云霁宗的齐长老交代完后,便让其余几位长老开启了阵门,四宗弟子陆续进入。
“先觉啊,这届弟子中有几位天纵聪颖且能出众的,你看你那平烟阁冷淡清清地,不如……”
齐长老回到座位上后,将话题扯到了一旁身着雾蓝衣袍戴着斗笠的男子身上,此人颀长挺拔、高瘦清冷却一头白发,有些未参与仙会历练的女弟子小声讨论着这位仙师的样貌,是俊美无涛,才貌双绝还是像这些长老一样。
“齐长老,我说不收就是不收,您啊也别白费力气了就算那弟子中真有一个是百年一遇难得的奇才,我也不收。”
乌先觉声音清冷,态度明确。
“你这孩子怎么执拗成这样,自打一百年前从玉荷城回来,你就跟变了个人似的,不找道侣也就算了,若是后世弟子问起也可以说你修无情道,可不收徒,你那一身本领如何传承?你当真不收?”
齐长老显然是劝过许多回了,可每劝一回都能被气到,毕竟乌先觉自入云霁宗起便由他与宗主照看长大的,早就视如己出了。
“这些我都不在乎,今年的仙会夺缘我会如约,护他们三十日内不遇到高阶灵物,受不受伤我可就管不了,若是连未开灵智的灵物都打不过,那便再修个二十年再来吧。”

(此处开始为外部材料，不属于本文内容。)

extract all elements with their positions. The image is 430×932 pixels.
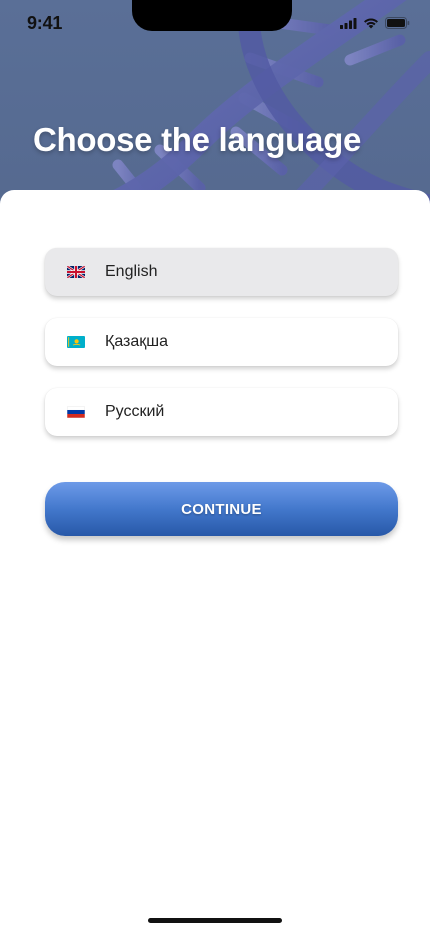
- cellular-signal-icon: [340, 16, 357, 34]
- uk-flag-icon: [67, 266, 85, 278]
- wifi-icon: [363, 16, 379, 34]
- russia-flag-icon: [67, 406, 85, 418]
- hero-header: 9:41 Choose the language: [0, 0, 430, 215]
- continue-button[interactable]: CONTINUE: [45, 482, 398, 536]
- language-label: English: [105, 263, 158, 280]
- status-icons: [340, 16, 410, 34]
- language-option-russian[interactable]: Русский: [45, 388, 398, 436]
- language-sheet: [0, 190, 430, 932]
- page-title: Choose the language: [33, 121, 362, 158]
- language-label: Қазақша: [105, 333, 169, 350]
- language-option-kazakh[interactable]: Қазақша: [45, 318, 398, 366]
- status-bar: 9:41: [0, 0, 430, 48]
- status-time: 9:41: [27, 13, 63, 33]
- home-indicator: [148, 918, 282, 923]
- language-option-english[interactable]: English: [45, 248, 398, 296]
- battery-icon: [385, 16, 410, 34]
- kazakhstan-flag-icon: [67, 336, 85, 348]
- language-label: Русский: [105, 403, 165, 420]
- device-notch: [132, 0, 292, 31]
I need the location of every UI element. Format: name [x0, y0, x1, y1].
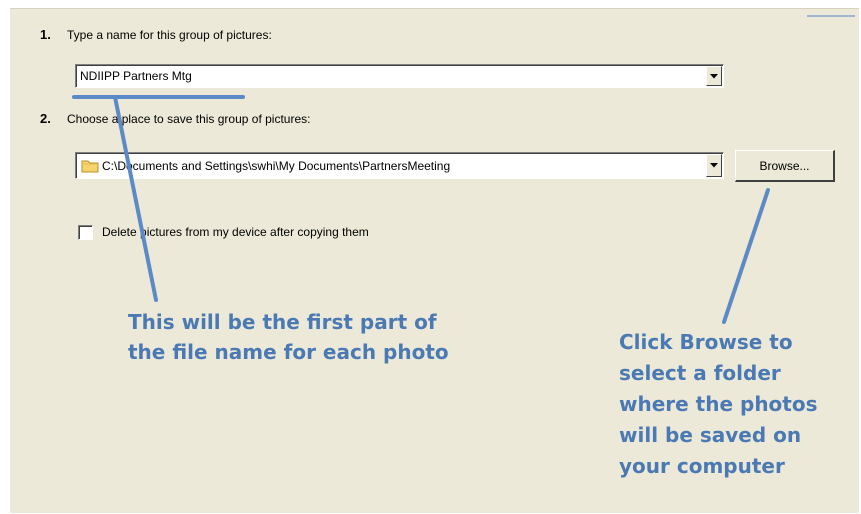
corner-divider — [807, 15, 855, 17]
chevron-down-icon — [710, 163, 718, 168]
browse-callout-line: where the photos — [619, 392, 818, 416]
delete-after-copy-checkbox[interactable] — [78, 225, 93, 240]
name-callout-line: This will be the first part of — [128, 310, 437, 334]
browse-callout-line: your computer — [619, 454, 785, 478]
name-callout-line: the file name for each photo — [128, 340, 449, 364]
step-1-number: 1. — [40, 27, 51, 42]
browse-callout-line: Click Browse to — [619, 330, 793, 354]
browse-button[interactable]: Browse... — [735, 150, 835, 182]
browse-callout: Click Browse to select a folder where th… — [619, 327, 859, 482]
browse-callout-line: will be saved on — [619, 423, 802, 447]
delete-after-copy-label: Delete pictures from my device after cop… — [102, 225, 369, 239]
save-location-dropdown-button[interactable] — [706, 154, 722, 177]
group-name-value: NDIIPP Partners Mtg — [80, 69, 192, 83]
chevron-down-icon — [710, 73, 718, 78]
step-2-label: Choose a place to save this group of pic… — [67, 112, 311, 126]
save-location-value: C:\Documents and Settings\swhi\My Docume… — [102, 158, 451, 173]
group-name-dropdown-button[interactable] — [706, 66, 722, 86]
save-location-combobox[interactable]: C:\Documents and Settings\swhi\My Docume… — [75, 152, 724, 179]
folder-icon — [81, 160, 99, 172]
group-name-combobox[interactable]: NDIIPP Partners Mtg — [75, 64, 724, 88]
step-2-number: 2. — [40, 111, 51, 126]
browse-callout-line: select a folder — [619, 361, 781, 385]
name-callout: This will be the first part of the file … — [128, 307, 508, 367]
step-1-label: Type a name for this group of pictures: — [67, 28, 272, 42]
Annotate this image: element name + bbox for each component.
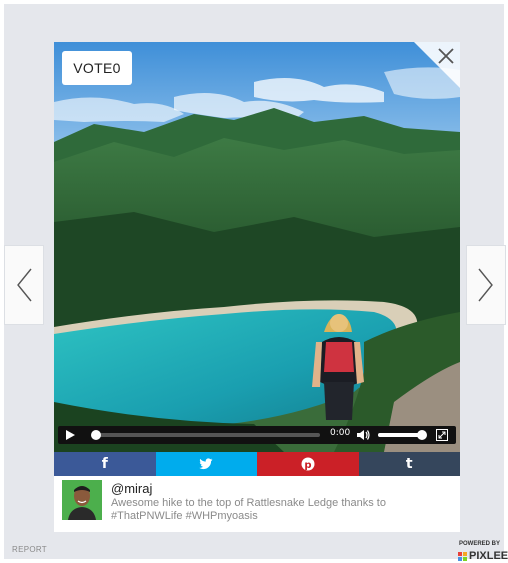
vote-label: VOTE0 [73,60,121,76]
fullscreen-icon[interactable] [436,429,448,441]
play-icon[interactable] [64,429,76,441]
post-media[interactable]: VOTE0 0:00 [54,42,460,452]
powered-by-label: POWERED BY [459,541,501,547]
video-controls: 0:00 [58,426,456,444]
twitter-bird-icon [199,458,213,470]
pixlee-wordmark: PIXLEE [469,550,508,562]
pixlee-mark-icon [458,552,467,561]
pinterest-share-button[interactable]: p [257,452,359,476]
post-caption-area: @miraj Awesome hike to the top of Rattle… [54,476,460,532]
facebook-icon: f [101,456,108,472]
facebook-share-button[interactable]: f [54,452,156,476]
landscape-photo [54,42,460,452]
video-progress-track[interactable] [91,430,320,440]
chevron-right-icon [478,268,493,302]
volume-icon[interactable] [356,429,370,441]
tumblr-icon: t [405,456,413,472]
post-author-handle[interactable]: @miraj [111,481,152,496]
pinterest-icon: p [301,457,315,471]
tumblr-share-button[interactable]: t [358,452,460,476]
svg-text:p: p [304,460,311,471]
lightbox-card: VOTE0 0:00 f p t @miraj Awesome hike to … [54,42,460,532]
lightbox-backdrop: VOTE0 0:00 f p t @miraj Awesome hike to … [4,4,508,562]
avatar[interactable] [62,480,102,520]
twitter-share-button[interactable] [155,452,257,476]
volume-level [378,433,422,437]
volume-handle[interactable] [417,430,427,440]
video-time: 0:00 [330,428,351,438]
previous-button[interactable] [4,245,44,325]
close-icon[interactable] [436,46,456,66]
next-button[interactable] [466,245,506,325]
chevron-left-icon [17,268,32,302]
vote-button[interactable]: VOTE0 [62,51,132,85]
pixlee-logo[interactable]: PIXLEE [458,551,508,562]
volume-slider[interactable] [378,430,427,440]
post-caption-text: Awesome hike to the top of Rattlesnake L… [111,497,386,522]
report-link[interactable]: REPORT [12,545,47,554]
share-bar: f p t [54,452,460,476]
video-progress-handle[interactable] [91,430,101,440]
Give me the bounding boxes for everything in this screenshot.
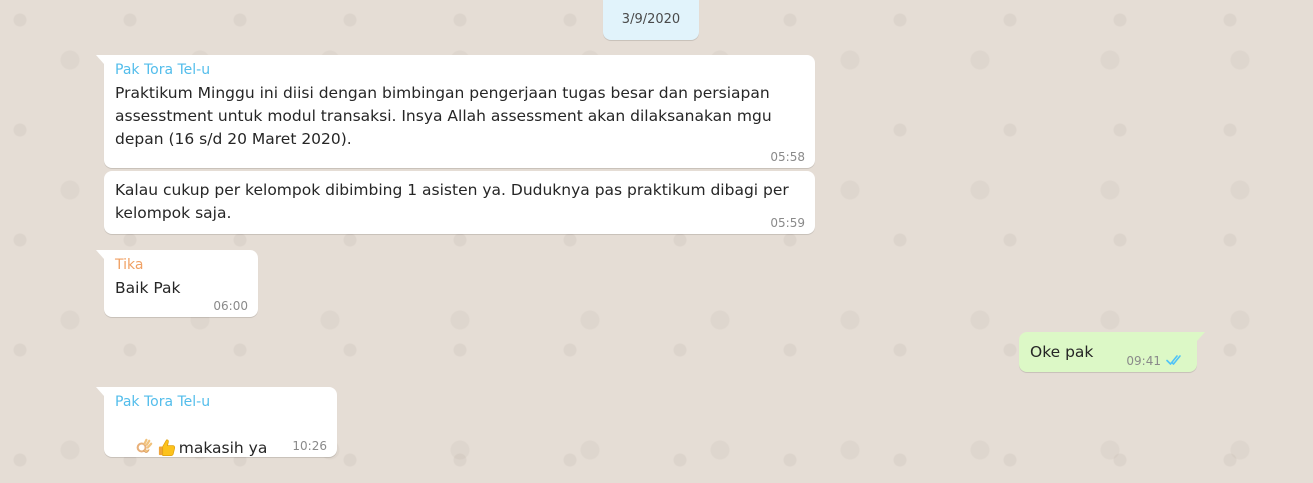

乌先觉说完便施法离开了,齐长老叹了口气,示意其余长老维持好法阵,便回到竹亭中找宗主去了。
霁幻仙谷内,最后进来的是雨行宗的弟子。
“雁师弟,此次寻缘你可千万要跟紧师姐们,别一个人到处乱跑,否则谁也不知道会有什么危险。”
三名身着红衣手持佩剑的雨行宗女弟子围着一名红衣少年口婆心地叮嘱。
“知道了。”
少年约莫着十七八岁的样子,明眸皓齿、目如朗星,脸上笑嘻嘻的。
“对了,一会儿若是遇到薜皓他们,你别管,若他们胡搅蛮缠你再动手。”
最年长的师姐警告道,她平日待人温和有礼,但此刻却严厉了不少。但当她转身,却已没了少年的身影,宋芸萱无奈地叹了口气,这混世魔王真是她们三人从小宠到大宠出来的,现在人大了管不了。
二师姐夜音晞和三师姐白如玉也都无奈地摇头,三人只好向仙谷深处走去,毕竟她们此次前来为了幻梦蛊。
仙谷一处林中,几名身着绿衣的弟子被一群狼妖包围了,有两名女弟子已经开始小声抽泣:“怎么刚进来就遇到狼妖了啊,明明我们只是来采药的。”
“各位师弟师妹别慌,我已布下雷阵,且传信给了师尊,过不了一会儿便会有人赶来救我们的。”
为首最沉稳且不乱镇脚的年轻人是这群弟子的主心骨,而他也将师弟师妹护在身后,眸中尽显防备之色。
狼妖一拥而上,都被雷电打飞了,一时之间不敢向前。狼王见状打算强行闯入阵法,却被一鞭子抽飞出数十米,一道蓝色身影出现在他们面前。
“雨行宗纪有堂,是你吧!”
乌先觉看着纪有堂,淡淡开口,身后的狼妖想再次攻上来却连乌先觉斗笠上的轻纱都未沾上就又被震飞了。
“一群未开智的蠢狼都打不过,为何事先不与云烟宗或云霁宗弟子同行,这么着急去送死吗?那这传音符也没必要用了。”
乌先觉见群狼散去,打算离开时,却被纪有堂叫住了。
“前辈教训的是,只是并非我们不与云烟宗和云霁宗的道友同行,是因为有人故意将狼群引诱至我们身处的地方,这是方才在狼王身上掉下的。”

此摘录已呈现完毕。